Guillermo Francella (“The Secret in Their Eyes,” “Corazon de Leon”), one of Argentina’s strongest marquee draws, stars as family patriarch Arquimedes Puccio, who committed the murders; Peter Lanzani (“Casi Angeles”), his rugby star son.

Film’s action takes in four murders, from 1982 to 1985, during two years of dictatorship and two years of democracy, Trapero said on the set of “The Clan” Thursday.

“The Clan” is a film that Trapero has wanted to make for a long time: Variety announced some details in late 2012, when Trapero was set to direct his English-language debut, “Six Suspects,” now on hold.

“This is a behind-the-scenes portrait of the Argentine society of the ‘80s, which unfortunately has a lot in common with Argentina’s society of today, its double morality, the hypocrisy of many people,” Trapero said.

A demystification of the bourgeoisie, “The Clan” is also influenced by “one of my favorite directors and masters: Luis Buñuel.”
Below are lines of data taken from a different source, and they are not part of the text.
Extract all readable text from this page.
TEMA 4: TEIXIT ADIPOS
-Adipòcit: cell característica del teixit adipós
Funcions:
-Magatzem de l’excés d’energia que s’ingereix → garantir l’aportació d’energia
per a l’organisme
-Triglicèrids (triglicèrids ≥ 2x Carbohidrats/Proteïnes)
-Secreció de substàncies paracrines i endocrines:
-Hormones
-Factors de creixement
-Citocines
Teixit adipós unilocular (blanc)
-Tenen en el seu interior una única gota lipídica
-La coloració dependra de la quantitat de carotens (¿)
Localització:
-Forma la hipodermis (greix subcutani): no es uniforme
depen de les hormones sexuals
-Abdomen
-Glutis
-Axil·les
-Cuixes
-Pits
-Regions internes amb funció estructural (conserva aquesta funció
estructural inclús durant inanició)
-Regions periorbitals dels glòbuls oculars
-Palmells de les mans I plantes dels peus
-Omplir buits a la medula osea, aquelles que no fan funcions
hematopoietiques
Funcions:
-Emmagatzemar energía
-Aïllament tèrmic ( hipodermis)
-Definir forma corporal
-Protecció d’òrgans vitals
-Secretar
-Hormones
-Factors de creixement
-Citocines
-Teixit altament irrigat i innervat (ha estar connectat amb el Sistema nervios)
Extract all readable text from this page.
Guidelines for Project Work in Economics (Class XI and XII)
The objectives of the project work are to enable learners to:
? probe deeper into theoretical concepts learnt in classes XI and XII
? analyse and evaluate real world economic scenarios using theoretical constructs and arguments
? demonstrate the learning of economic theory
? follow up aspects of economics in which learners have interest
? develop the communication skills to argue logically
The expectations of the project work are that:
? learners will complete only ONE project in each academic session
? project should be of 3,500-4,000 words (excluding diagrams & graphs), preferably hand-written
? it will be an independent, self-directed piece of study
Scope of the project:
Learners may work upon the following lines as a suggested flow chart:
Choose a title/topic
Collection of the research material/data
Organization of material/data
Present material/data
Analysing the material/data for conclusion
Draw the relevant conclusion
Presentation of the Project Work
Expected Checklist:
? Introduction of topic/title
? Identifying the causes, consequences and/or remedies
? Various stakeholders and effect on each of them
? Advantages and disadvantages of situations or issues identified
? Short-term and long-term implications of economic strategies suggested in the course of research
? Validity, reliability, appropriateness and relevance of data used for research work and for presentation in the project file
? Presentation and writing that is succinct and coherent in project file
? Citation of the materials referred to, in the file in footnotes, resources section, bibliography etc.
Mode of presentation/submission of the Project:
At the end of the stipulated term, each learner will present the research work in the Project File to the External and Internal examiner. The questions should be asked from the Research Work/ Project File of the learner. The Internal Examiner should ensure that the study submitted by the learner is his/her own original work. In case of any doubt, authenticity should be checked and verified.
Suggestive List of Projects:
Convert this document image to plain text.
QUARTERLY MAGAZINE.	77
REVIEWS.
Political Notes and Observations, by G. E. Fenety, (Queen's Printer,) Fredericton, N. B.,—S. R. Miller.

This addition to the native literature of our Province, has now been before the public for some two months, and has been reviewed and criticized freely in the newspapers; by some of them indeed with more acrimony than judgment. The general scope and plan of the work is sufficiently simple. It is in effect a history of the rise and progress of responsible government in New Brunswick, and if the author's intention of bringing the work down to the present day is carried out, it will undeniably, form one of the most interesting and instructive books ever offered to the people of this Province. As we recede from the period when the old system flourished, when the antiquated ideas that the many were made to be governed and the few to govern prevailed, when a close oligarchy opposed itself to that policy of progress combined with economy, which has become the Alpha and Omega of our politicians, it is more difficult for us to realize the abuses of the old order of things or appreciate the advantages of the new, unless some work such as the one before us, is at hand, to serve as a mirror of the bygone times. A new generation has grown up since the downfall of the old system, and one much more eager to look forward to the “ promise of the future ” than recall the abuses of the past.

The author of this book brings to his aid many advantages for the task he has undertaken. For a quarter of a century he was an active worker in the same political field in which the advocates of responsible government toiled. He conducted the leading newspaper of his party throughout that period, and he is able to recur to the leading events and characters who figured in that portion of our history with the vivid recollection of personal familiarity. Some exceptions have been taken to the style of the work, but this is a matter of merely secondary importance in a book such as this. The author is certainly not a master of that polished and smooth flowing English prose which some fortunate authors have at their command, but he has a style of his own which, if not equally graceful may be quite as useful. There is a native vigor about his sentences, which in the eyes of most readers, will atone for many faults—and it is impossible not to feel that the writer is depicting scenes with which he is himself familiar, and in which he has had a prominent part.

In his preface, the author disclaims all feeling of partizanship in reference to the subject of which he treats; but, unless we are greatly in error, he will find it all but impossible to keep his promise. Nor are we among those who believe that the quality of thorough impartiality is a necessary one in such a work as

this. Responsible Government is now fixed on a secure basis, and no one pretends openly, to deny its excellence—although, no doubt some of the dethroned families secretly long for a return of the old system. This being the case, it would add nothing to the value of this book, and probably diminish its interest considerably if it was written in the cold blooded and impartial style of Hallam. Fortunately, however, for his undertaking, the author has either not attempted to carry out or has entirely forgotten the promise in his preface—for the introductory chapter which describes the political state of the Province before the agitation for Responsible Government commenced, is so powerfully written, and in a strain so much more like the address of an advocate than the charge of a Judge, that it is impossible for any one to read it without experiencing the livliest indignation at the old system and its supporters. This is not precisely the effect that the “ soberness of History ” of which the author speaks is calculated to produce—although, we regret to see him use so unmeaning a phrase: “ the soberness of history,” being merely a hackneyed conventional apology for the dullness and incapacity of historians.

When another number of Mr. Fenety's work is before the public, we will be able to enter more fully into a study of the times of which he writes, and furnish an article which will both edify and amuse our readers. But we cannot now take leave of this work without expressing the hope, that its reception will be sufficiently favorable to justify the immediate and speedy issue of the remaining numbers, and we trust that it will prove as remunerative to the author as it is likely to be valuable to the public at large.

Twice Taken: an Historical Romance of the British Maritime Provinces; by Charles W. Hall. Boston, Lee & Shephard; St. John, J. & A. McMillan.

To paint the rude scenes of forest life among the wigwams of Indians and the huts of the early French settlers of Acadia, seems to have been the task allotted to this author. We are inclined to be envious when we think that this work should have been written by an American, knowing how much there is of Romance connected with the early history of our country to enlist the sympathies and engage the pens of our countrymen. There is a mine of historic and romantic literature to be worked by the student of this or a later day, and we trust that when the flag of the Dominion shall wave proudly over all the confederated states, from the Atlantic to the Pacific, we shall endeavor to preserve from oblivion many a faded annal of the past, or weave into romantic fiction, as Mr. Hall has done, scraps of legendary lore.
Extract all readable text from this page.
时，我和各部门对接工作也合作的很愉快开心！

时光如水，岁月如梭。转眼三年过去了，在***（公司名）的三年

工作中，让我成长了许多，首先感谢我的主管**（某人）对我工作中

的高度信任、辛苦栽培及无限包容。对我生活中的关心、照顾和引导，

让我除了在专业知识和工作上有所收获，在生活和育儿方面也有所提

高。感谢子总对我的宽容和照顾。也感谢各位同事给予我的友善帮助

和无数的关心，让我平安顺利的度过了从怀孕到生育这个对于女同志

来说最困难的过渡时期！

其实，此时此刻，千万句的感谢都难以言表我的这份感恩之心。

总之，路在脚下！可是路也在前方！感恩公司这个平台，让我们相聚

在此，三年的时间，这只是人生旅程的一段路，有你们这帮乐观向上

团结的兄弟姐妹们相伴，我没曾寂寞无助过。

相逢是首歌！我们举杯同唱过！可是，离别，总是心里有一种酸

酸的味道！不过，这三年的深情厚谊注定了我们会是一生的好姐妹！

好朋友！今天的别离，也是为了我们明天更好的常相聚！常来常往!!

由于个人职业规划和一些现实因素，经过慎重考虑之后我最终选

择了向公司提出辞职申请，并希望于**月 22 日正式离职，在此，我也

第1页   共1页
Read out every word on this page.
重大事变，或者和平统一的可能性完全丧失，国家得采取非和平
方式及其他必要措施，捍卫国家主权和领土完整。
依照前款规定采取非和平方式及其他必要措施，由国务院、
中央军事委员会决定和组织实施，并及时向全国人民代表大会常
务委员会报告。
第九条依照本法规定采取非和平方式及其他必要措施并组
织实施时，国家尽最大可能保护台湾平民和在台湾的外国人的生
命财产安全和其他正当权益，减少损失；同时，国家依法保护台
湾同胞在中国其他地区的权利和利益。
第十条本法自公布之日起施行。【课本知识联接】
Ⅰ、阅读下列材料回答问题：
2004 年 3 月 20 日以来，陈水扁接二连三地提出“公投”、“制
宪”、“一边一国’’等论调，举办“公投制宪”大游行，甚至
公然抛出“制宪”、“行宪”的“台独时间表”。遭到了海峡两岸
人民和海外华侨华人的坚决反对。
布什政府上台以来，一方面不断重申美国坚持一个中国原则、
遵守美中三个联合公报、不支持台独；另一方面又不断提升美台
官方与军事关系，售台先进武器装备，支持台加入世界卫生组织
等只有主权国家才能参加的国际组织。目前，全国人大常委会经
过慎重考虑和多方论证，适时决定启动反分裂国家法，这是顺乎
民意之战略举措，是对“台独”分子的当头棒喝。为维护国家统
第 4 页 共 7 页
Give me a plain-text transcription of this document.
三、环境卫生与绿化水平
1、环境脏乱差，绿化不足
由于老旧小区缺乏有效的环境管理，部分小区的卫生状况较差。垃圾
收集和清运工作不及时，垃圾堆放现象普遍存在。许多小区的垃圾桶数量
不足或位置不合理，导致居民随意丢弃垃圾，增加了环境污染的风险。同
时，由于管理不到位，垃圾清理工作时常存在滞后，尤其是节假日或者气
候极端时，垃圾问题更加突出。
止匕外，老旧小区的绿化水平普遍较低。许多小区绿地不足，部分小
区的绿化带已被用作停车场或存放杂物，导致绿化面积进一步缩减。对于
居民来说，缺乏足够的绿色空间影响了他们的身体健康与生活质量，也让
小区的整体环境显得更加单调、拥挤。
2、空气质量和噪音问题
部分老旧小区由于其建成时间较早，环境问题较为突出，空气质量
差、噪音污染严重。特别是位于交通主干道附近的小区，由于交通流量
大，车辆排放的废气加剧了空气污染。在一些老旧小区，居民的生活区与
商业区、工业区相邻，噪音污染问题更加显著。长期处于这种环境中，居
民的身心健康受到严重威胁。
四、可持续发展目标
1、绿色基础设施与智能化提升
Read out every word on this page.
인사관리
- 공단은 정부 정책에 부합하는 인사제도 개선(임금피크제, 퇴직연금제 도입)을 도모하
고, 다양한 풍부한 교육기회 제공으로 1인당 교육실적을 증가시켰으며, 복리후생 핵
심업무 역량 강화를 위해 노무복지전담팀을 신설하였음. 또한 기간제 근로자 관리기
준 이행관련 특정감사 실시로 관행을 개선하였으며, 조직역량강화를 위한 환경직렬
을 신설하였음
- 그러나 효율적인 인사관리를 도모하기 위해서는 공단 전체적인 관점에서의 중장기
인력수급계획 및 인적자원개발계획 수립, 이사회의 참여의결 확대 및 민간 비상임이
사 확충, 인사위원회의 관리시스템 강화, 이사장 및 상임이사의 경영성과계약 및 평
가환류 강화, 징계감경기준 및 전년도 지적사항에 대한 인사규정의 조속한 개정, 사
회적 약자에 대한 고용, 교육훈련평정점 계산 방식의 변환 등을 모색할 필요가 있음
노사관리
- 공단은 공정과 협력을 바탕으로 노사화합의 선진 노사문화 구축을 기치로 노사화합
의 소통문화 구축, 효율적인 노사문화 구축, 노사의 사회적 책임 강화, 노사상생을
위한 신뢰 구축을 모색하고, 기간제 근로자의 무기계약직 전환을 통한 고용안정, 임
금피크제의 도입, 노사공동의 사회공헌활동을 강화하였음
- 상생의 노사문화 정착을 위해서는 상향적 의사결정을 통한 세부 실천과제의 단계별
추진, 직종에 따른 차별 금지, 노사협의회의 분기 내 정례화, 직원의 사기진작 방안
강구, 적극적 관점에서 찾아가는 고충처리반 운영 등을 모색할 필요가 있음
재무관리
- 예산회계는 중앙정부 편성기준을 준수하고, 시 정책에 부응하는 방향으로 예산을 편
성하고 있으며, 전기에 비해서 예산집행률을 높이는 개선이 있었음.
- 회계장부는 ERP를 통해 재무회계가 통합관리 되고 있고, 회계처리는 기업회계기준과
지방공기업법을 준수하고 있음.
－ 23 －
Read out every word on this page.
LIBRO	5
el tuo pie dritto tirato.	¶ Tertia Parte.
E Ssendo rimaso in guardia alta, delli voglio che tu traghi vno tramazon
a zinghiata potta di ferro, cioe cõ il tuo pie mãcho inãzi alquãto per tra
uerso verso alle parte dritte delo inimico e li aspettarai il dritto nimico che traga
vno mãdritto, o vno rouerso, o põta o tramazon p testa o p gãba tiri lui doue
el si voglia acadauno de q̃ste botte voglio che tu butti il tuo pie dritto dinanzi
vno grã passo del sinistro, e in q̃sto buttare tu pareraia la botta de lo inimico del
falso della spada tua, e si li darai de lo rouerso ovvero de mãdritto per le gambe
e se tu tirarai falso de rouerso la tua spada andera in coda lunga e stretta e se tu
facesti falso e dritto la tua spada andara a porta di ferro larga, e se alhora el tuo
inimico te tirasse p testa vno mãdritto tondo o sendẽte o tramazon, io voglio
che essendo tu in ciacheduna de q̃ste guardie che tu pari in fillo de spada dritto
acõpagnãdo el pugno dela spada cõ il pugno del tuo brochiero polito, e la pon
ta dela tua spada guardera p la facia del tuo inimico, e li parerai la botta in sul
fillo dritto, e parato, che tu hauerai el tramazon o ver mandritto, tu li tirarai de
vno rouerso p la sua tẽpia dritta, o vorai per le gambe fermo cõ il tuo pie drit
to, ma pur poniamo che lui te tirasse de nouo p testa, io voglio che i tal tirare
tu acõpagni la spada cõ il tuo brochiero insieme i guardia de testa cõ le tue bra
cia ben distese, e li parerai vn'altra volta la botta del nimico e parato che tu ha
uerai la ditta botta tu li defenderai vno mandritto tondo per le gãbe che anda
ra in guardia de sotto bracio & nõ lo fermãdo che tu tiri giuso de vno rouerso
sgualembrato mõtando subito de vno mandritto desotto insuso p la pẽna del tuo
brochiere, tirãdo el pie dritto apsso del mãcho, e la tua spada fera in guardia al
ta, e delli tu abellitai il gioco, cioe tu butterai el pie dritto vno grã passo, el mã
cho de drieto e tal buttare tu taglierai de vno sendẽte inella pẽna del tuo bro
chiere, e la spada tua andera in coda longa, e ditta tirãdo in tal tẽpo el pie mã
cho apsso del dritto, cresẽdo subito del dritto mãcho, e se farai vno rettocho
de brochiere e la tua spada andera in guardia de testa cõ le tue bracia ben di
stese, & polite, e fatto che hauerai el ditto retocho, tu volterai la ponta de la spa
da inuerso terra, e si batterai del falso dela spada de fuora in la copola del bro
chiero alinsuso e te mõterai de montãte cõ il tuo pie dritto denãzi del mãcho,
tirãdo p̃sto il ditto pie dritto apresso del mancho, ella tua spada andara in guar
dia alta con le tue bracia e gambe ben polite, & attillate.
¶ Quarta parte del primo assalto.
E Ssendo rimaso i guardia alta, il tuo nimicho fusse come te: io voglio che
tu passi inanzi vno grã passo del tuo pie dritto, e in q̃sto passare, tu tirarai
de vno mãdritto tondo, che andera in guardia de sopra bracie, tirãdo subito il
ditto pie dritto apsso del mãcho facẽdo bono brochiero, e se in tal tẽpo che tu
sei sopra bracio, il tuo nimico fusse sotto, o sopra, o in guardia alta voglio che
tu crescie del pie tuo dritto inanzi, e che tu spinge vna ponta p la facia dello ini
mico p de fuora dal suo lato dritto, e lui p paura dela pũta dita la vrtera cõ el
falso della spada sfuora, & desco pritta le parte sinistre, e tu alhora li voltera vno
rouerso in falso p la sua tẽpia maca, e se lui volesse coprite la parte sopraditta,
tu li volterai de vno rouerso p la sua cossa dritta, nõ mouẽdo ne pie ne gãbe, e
Trapero added: “It’s also a vision of politics, not state politics, but intimate politics, how the Pucci moved, their links with power, and a film about suffering, absences, which has a larger resonance than just that of the victims of the Puccio.”

Twinning the cachet of Trapero — whose films can both compete at Cannes and punch seven-figure grosses outside his native Argentina — with the producers of Damian Szifron’s “Wild Tales,” K & S and El Deseo, the prestige of the Almodovars, the muscle of 20Th Century Fox and the backing in Argentina of Telefe, which also co-produced “Wild Tales,” “The Clan” looks like one of the highest-profile Argentine movies of 2015.

With three weeks left to shoot, Trapero said he would attempt to have it ready by May 2015, the date of the next Cannes Festival, where “Lion’s Den” played in Competition, “The White Elephant” in Un Certain Regard and Trapero served this year as the president of Un Certain Regard.

The producer of Ricardo Darin starrer “7th Floor,” K & S’s Hugo Sigman and Matias Mosteirin have leapt to large prominence lead producing Damian Szifron’s “Wild Tales,” the highest-grossing Argentine film ever on its home turf. It was co-produced with Pedro and Agustin Almodovar and Ester Garcia at Madrid’s El Deseo.

“We could not be prouder or more excited to be one of the producers of ‘The Clan,’ said K & S’s Mosteirin. “Pablo Trapero is one of the strongest voices in not only Argentine but international cinema. This is a film packed with tension and with a splendid cast.”

“The Clan” also reps the second high-profile link-up for Fox and K & S after the announcement this week that 20th Century Fox, in association with FIP, has acquired distribution rights for the U.S., Latin America and Spain to Daniel Calparsoro’s heist thriller “No Crook, No Crime,” produced out of Argentina by K & S Films.

Producing Trapero’s films and those from other Argentine directors, Matanza Cine is Trapero’s own label.

“K & S and Matanza “have been talking for years about co-producing together,” Trapero said. Their co-production “make for a larger budget and means we share production responsibilities and the adventure of making the film.”

Part of Telefonica Studios’ drive, powered by Axel Kuschevatzky, into top-notch Argentina titles, Telefe co-produced “Wild Tales,” as well as “Foosball” and “The Secret of the Eyes.”